In Jonathan Kydd’s World War II-set “comedy” musical, Barnes Wallis (creator of the famed Dambusters bouncing bomb) is kidnapped by the Germans, where he is persuaded to construct a bouncing U-boat. The officer charged with the rescue mission, however, dislikes Wallis so constructs a rescue squad of the most incompetent characters he can find.
In itself, that summary could include enough potential for the sort of zany musical that could support plenty of humorous songs and hilarious performance. Instead, we get a collection of moderately entertaining songs by Andy Street, each of which is harmed by sticking around for too long, requiring Kydd’s lyrics to repeat themselves until all goodwill is spent.

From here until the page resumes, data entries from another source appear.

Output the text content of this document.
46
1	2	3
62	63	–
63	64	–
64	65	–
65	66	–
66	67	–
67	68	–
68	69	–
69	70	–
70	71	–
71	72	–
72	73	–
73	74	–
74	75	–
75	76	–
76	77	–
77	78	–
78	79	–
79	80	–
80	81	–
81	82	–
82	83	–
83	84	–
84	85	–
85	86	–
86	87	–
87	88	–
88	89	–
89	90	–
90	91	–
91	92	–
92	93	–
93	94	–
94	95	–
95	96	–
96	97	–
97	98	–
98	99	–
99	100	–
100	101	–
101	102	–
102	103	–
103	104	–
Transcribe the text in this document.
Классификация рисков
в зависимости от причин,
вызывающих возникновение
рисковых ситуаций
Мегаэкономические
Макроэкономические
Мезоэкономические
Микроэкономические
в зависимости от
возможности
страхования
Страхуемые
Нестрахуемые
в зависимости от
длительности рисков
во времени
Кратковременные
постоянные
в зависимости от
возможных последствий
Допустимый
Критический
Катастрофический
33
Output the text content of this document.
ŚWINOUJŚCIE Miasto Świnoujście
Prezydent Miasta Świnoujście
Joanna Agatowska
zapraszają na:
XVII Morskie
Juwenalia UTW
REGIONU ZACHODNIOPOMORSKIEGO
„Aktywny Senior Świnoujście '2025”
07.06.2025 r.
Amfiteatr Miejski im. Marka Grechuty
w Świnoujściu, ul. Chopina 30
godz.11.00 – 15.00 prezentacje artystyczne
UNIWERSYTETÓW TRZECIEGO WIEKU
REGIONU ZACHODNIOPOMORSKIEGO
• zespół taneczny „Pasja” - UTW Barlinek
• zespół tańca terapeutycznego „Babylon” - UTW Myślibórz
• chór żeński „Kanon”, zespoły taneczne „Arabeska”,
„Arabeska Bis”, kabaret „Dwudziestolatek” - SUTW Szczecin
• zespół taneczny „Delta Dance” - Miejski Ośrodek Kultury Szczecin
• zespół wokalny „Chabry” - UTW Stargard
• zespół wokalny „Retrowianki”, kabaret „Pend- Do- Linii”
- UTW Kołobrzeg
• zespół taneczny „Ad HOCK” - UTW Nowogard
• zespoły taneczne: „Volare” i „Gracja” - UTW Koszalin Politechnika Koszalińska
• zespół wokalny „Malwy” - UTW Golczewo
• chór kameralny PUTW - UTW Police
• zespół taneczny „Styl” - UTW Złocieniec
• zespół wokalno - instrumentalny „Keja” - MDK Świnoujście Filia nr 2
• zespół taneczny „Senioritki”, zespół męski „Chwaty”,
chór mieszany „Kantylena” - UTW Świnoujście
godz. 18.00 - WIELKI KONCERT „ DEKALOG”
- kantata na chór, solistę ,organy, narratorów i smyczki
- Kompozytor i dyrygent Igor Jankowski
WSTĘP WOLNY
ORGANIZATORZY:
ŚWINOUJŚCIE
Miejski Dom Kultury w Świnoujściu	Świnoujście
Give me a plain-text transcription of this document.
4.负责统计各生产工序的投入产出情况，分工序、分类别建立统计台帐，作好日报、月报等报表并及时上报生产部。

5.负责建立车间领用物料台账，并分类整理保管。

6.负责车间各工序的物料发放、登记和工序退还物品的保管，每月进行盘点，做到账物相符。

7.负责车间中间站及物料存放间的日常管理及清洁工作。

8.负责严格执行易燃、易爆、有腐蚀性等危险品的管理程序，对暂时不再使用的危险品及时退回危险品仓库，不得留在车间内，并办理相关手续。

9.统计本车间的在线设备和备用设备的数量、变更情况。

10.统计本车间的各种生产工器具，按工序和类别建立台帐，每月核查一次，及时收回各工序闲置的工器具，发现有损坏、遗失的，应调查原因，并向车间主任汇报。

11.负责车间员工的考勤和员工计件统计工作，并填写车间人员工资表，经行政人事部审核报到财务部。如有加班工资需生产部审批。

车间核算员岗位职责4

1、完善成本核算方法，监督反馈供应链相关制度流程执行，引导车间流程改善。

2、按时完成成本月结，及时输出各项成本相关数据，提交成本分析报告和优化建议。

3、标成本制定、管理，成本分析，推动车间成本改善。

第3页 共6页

The book has all the hallmarks of a Showstopper-style improvised musical, as if “Nazis!”, “Sherlock Holmes impersonator!” and “rubbish robot!” had been thrown out at the production team on the day, rather than this being a piece of work that had been written in advance.
But no, this is a show which has been scripted – and penned by someone who finds homosexuality hilarious in all the wrong ways (camp voices are hilarious! Men in public toilets must be up to no good! Calling a woman a “dyke” is a great punchline!), has a whole scene where George VI’s stammer is the entire butt of the joke, and whose level of humour is not so much politically incorrect as missing in action.
There are some decent jokes in the morass of banality: creating a character called Deadman who is presumed to be the disposable crew member and giving him a Star Trek red shirt is amusingly presented, and subverted well in the second act. But most of the time, Kydd’s script spends so much time telling itself it’s funny that it forgets to construct jokes well enough for the audience to recognise them as such.
The brightest moments in the whole piece come via Sooz Kempner as Weaver, the woman who is constantly overlooked by the military top brass until she poses as a man in order to join the away mission. Several of Kempner’s seeming ad-libs and asides have the sort of knowing wink to the audience that one wishes were prevalent throughout. One looks forward to seeing her in material that better serves her comedic skills.
Elsewhere, the production takes bold new steps by including cameos from David Niven and Errol Flynn that neither look nor sound anything like either real-life actor. Several of the military top brass are boldly cast with actors who struggle with tuning, pacing and, volume – unusual qualities for musical theatre actors to lack. If the cast were local amateurs performing a Christmas show in their village hall, one might be more forgiving: but this is supposed to be a professional production, and one is entitled to expect performances to match.
In all, Doodle is a sprawling mess that smacks of self-indulgence on the parts of its writers and director. A pastiche of World War II films needs to be far funnier, far more intelligently written and far shorter than this overlong muddle.